The single-most ubiquitous security appliance in any enterprise is the firewall. In almost any security architecture...
design it is the first line of defense, protecting the enterprise from external threats, often by blocking various types of network traffic. But, as we'll discuss in this tip, an enterprise can often learn more about its network security not from traffic that was denied, but from what was allowed in.

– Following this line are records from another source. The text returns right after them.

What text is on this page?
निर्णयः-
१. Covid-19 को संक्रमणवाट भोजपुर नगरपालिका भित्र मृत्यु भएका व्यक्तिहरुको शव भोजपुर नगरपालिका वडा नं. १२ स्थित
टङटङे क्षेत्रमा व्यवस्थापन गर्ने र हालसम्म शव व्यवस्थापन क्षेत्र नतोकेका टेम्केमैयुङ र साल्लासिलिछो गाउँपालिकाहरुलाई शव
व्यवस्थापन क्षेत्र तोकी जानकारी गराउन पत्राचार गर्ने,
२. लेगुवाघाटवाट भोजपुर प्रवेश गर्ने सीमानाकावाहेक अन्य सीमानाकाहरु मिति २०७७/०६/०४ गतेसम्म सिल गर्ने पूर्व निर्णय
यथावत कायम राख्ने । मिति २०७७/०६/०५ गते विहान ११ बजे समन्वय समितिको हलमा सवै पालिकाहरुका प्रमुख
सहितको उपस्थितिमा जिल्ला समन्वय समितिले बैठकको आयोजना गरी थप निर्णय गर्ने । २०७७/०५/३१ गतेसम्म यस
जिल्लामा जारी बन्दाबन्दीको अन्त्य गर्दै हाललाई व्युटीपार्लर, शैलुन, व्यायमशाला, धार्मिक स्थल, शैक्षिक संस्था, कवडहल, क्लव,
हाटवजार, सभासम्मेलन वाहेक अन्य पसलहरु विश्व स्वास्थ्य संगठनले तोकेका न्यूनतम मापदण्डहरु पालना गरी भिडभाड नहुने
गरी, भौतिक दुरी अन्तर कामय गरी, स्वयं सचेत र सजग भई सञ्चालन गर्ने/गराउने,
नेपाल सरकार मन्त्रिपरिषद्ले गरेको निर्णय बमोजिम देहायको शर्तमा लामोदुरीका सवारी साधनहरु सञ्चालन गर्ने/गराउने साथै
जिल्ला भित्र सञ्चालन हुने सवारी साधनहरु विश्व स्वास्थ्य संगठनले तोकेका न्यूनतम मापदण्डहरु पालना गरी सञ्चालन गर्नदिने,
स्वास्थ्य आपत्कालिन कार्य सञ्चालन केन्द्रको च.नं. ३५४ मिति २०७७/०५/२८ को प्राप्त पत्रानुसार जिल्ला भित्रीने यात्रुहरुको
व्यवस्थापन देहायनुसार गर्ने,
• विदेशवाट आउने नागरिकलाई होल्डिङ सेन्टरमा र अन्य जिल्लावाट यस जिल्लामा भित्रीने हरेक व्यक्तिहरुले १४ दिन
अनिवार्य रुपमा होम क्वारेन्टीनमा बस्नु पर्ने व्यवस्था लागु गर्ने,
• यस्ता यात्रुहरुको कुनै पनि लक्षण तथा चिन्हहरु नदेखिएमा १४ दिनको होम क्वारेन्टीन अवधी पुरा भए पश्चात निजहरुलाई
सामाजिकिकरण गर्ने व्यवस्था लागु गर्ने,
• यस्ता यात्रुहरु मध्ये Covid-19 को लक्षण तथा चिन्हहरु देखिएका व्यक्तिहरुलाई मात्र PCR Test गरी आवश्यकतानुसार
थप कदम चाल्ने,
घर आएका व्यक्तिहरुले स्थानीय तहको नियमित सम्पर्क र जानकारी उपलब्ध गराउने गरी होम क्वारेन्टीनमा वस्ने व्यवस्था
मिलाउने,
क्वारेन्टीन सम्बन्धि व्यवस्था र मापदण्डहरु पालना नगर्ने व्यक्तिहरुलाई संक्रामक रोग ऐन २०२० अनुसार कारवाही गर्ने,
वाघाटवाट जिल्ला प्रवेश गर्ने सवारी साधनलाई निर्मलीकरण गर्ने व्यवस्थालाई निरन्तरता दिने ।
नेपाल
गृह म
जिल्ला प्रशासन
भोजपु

A firewall, in its basic form, is designed to prevent connections from untrusted networks. (Please note that we have chosen to limit our discussion of firewalls to how they apply to enterprise deployments.) It does this by inspecting the source address, destination address and intended destination port of any given connection. For purposes of this discussion, let us aggregate information on the source address, source port, destination address and destination port and treat it as a key identifying characteristic of any connection attempt monitored by the firewall. This characteristic, also called a tuple, is compared to a set of rules that outlines which connections should be explicitly permitted and which should be denied. If the tuple contains information that matches a permitted connection, then the source address is allowed to establish a connection with the destination address on the allowed port, i.e., traffic is permitted.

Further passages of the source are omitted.